E como ficaria a formação docente?
Outro dia ouvi alguém falar algo genial em um evento. Ele dizia que a escola tem um currículo do século 19, professores do século 20 e necessidades dos alunos do século 21. A formação é complicada, mas é também uma questão geracional. Os meus alunos que estão se formando são quase nativos de uma era digital. Não terão o problema de não querer aprender uma linguagem por não serem usuários. Na hora em que a leva de migrantes - as pessoas que começaram no impresso e terminaram no digital - sair da escola, teremos algo diferente. É uma questão de 20 anos para termos algo diferente. Mas não podemos esperar, temos de investir em formações e materiais e numa pedagogia de projetos. 

Mas há também a expectativa das famílias, que é maior quanto à escrita (e não aos escritos). Como lidar com isso?
Depende de qual família, do letramento familiar. Do ponto de vista das famílias analfabetas ou de baixa escolaridade, a criança  decifrar o código e fazer cálculos é um enorme avanço, pois é aquilo que ela não tem. Nem sei se ela é capaz de reconhecer essas outras mídias e maneiras de significar como relevantes. Afinal, essa família também tem a televisão em casa. Se os filhos começarem a ver TV na escola, poderão perguntar que escola é essa que não está ensinando a ler, escrever, literatura e ortografia. Por outro lado, uma família inserida nesses letramentos contemporâneos percebe que seu filho só arruma emprego se dominar ferramentas de edição de áudio e vídeo. Pode pensar 'ah, que interessante essa escola, não preciso pagar cursos por fora'. Então, para o grosso da população, esse reconhecimento é mais difícil, a não ser como um impacto de minoramento da rejeição do aluno em relação à escola e da violência que impera na escola. No ensino médio, essa distância das práticas entre o que a escola quer - o trovadorismo, por exemplo - e o que o aluno quer - o rap - se traduz muitas vezes em violência interna e externa à escola, em afastamento do alunado da escola. 
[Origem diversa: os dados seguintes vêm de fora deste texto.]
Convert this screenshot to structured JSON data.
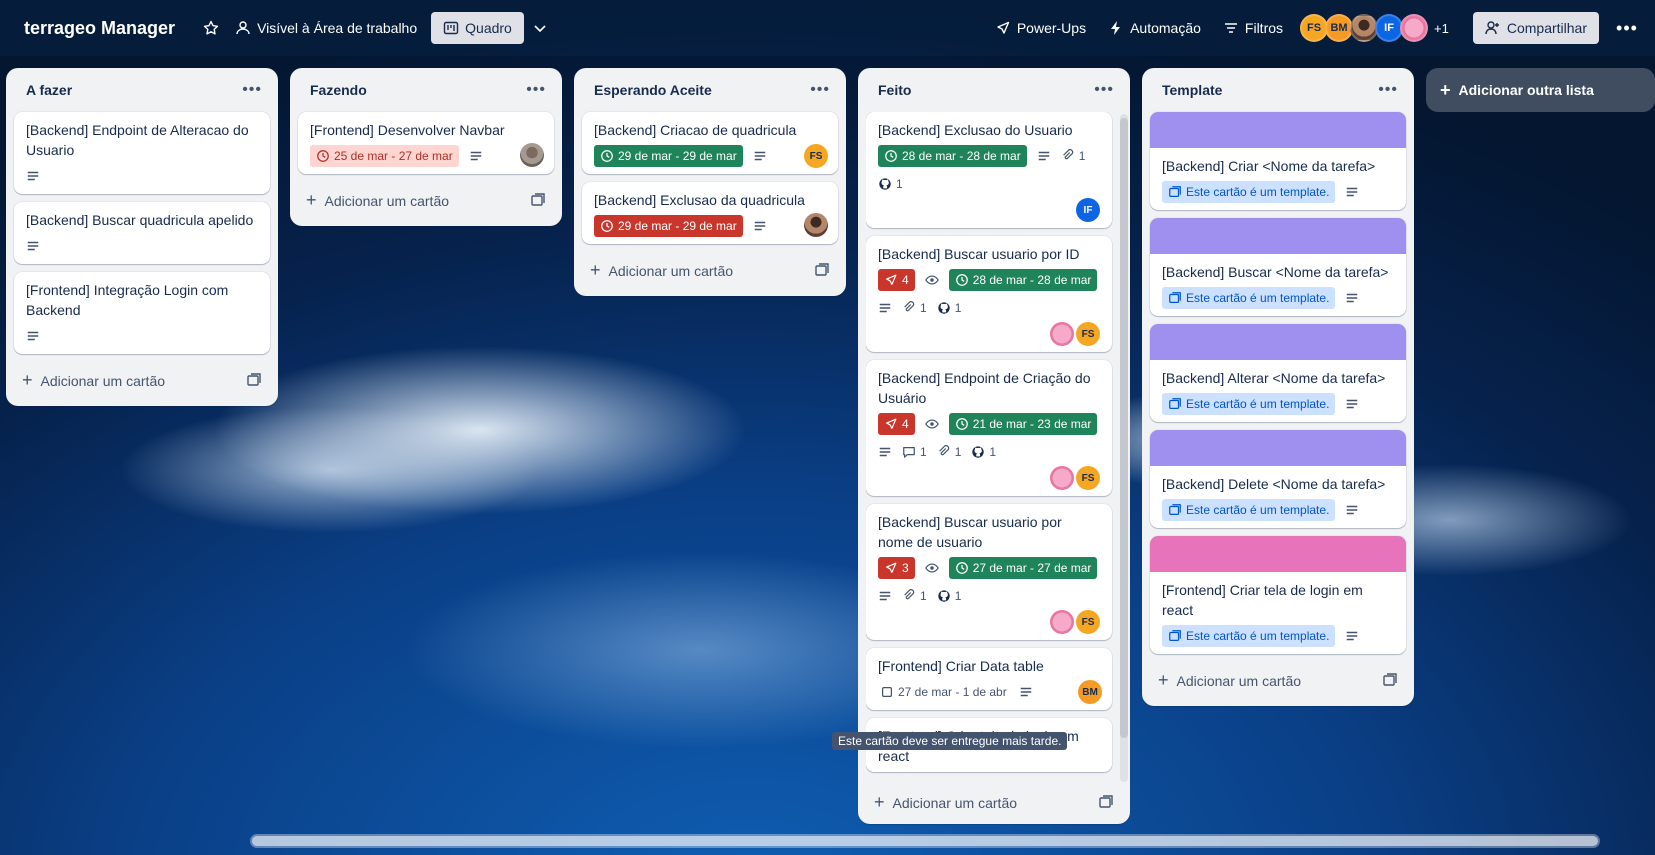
{
  "header": {
    "board_title": "terrageo Manager",
    "visibility_label": "Visível à Área de trabalho",
    "view_label": "Quadro",
    "powerups_label": "Power-Ups",
    "automation_label": "Automação",
    "filters_label": "Filtros",
    "members": [
      "FS",
      "BM",
      "",
      "IF",
      ""
    ],
    "more_members": "+1",
    "share_label": "Compartilhar"
  },
  "lists": {
    "afazer": {
      "title": "A fazer",
      "cards": [
        {
          "title": "[Backend] Endpoint de Alteracao do Usuario"
        },
        {
          "title": "[Backend] Buscar quadricula apelido"
        },
        {
          "title": "[Frontend] Integração Login com Backend"
        }
      ],
      "add_card_label": "Adicionar um cartão"
    },
    "fazendo": {
      "title": "Fazendo",
      "cards": [
        {
          "title": "[Frontend] Desenvolver Navbar",
          "due": "25 de mar - 27 de mar"
        }
      ],
      "add_card_label": "Adicionar um cartão"
    },
    "esperando": {
      "title": "Esperando Aceite",
      "cards": [
        {
          "title": "[Backend] Criacao de quadricula",
          "due": "29 de mar - 29 de mar",
          "member": "FS"
        },
        {
          "title": "[Backend] Exclusao da quadricula",
          "due": "29 de mar - 29 de mar"
        }
      ],
      "add_card_label": "Adicionar um cartão"
    },
    "feito": {
      "title": "Feito",
      "cards": [
        {
          "title": "[Backend] Exclusao do Usuario",
          "due": "28 de mar - 28 de mar",
          "attachments": "1",
          "github": "1",
          "member": "IF"
        },
        {
          "title": "[Backend] Buscar usuario por ID",
          "votes": "4",
          "due": "28 de mar - 28 de mar",
          "attachments": "1",
          "github": "1",
          "member": "FS"
        },
        {
          "title": "[Backend] Endpoint de Criação do Usuário",
          "votes": "4",
          "due": "21 de mar - 23 de mar",
          "comments": "1",
          "attachments": "1",
          "github": "1",
          "member": "FS"
        },
        {
          "title": "[Backend] Buscar usuario por nome de usuario",
          "votes": "3",
          "due": "27 de mar - 27 de mar",
          "attachments": "1",
          "github": "1",
          "member": "FS"
        },
        {
          "title": "[Frontend] Criar Data table",
          "due": "27 de mar - 1 de abr",
          "member": "BM"
        },
        {
          "title": "[Frontend] Criar tela de login em react"
        }
      ],
      "add_card_label": "Adicionar um cartão"
    },
    "template": {
      "title": "Template",
      "template_badge": "Este cartão é um template.",
      "cards": [
        {
          "title": "[Backend] Criar <Nome da tarefa>",
          "cover": "#9f8fef"
        },
        {
          "title": "[Backend] Buscar <Nome da tarefa>",
          "cover": "#9f8fef"
        },
        {
          "title": "[Backend] Alterar <Nome da tarefa>",
          "cover": "#9f8fef"
        },
        {
          "title": "[Backend] Delete <Nome da tarefa>",
          "cover": "#9f8fef"
        },
        {
          "title": "[Frontend] Criar tela de login em react",
          "cover": "#e774bb"
        }
      ],
      "add_card_label": "Adicionar um cartão"
    }
  },
  "add_list_label": "Adicionar outra lista",
  "tooltip": "Este cartão deve ser entregue mais tarde."
}
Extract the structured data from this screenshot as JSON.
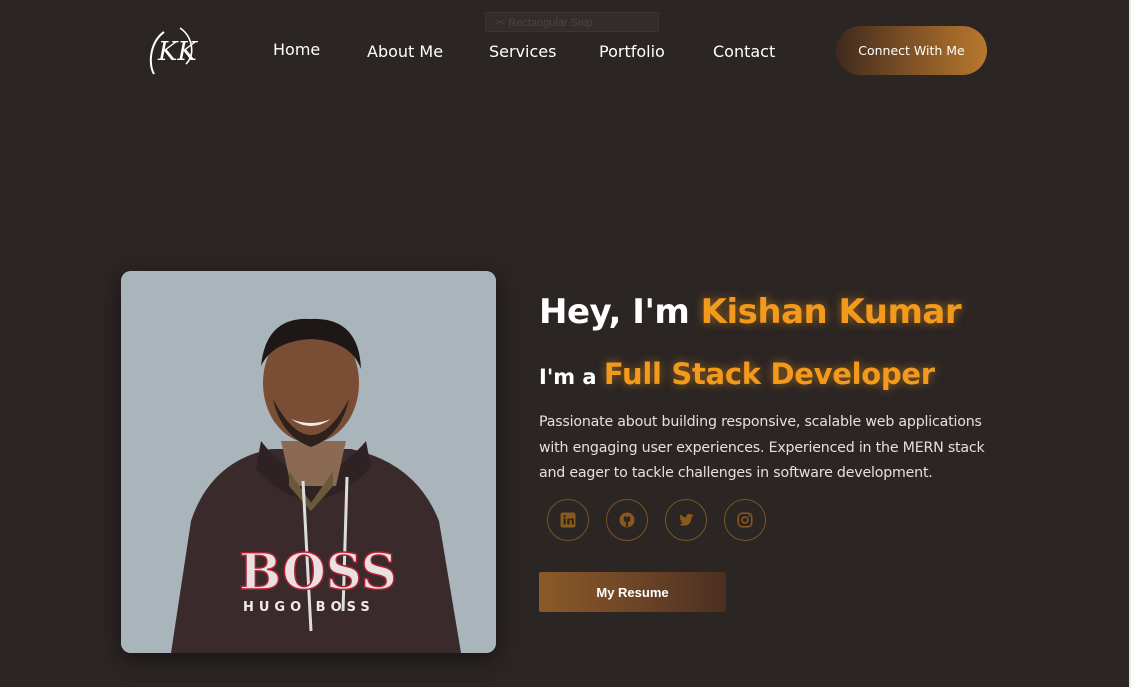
{
  "overlay": {
    "snip_label": "Rectangular Snip"
  },
  "brand": {
    "logo_text": "KK"
  },
  "nav": {
    "items": [
      {
        "label": "Home"
      },
      {
        "label": "About Me"
      },
      {
        "label": "Services"
      },
      {
        "label": "Portfolio"
      },
      {
        "label": "Contact"
      }
    ],
    "cta_label": "Connect With Me"
  },
  "hero": {
    "greeting": "Hey, I'm ",
    "name": "Kishan Kumar",
    "role_prefix": "I'm a ",
    "role": "Full Stack Developer",
    "bio": "Passionate about building responsive, scalable web applications with engaging user experiences. Experienced in the MERN stack and eager to tackle challenges in software development.",
    "photo": {
      "hoodie_brand": "BOSS",
      "hoodie_subtext": "HUGO BOSS"
    },
    "socials": [
      {
        "icon": "linkedin-icon"
      },
      {
        "icon": "github-icon"
      },
      {
        "icon": "twitter-icon"
      },
      {
        "icon": "instagram-icon"
      }
    ],
    "resume_label": "My Resume"
  },
  "colors": {
    "background": "#2b2524",
    "accent": "#f39a1c",
    "icon": "#8a5a1c",
    "button_gradient_start": "#3f2a1d",
    "button_gradient_end": "#b8782d",
    "photo_bg": "#a9b5ba"
  }
}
O que o docente deve incorporar, dos pontos de vista teórico e didático, para trabalhar a partir dessa nova visão? 
A proposta dos Parâmetros Curriculares Nacionais, de 1998, do trabalho com gêneros textuais, pavimentou a estrada nos últimos 10, 12 anos. O conceito de gênero - e não o de texto ou de tipo de texto, que é aquele mais escolar - abre as possibilidades de abordagem numa diversidade dos escritos impressos e das outras linguagens. Começou a ser aceito que o professor pode trabalhar com gêneros nos quais nunca antes tinha pensado. Estava corrigindo um material que vai entrar de forma suplementar na rede municipal de São Paulo em que se propõe um volume sobre poemas visuais, inclusive os digitais, e rap. É uma novidade já incorporada por um sistema público municipal na produção de material didático de apoio ao professor. Esse conceito abriu o caminho: começo trabalhando com notícia, artigo de opinião, e depois amplio para charge, tirinha, fanzine e outras coisas. 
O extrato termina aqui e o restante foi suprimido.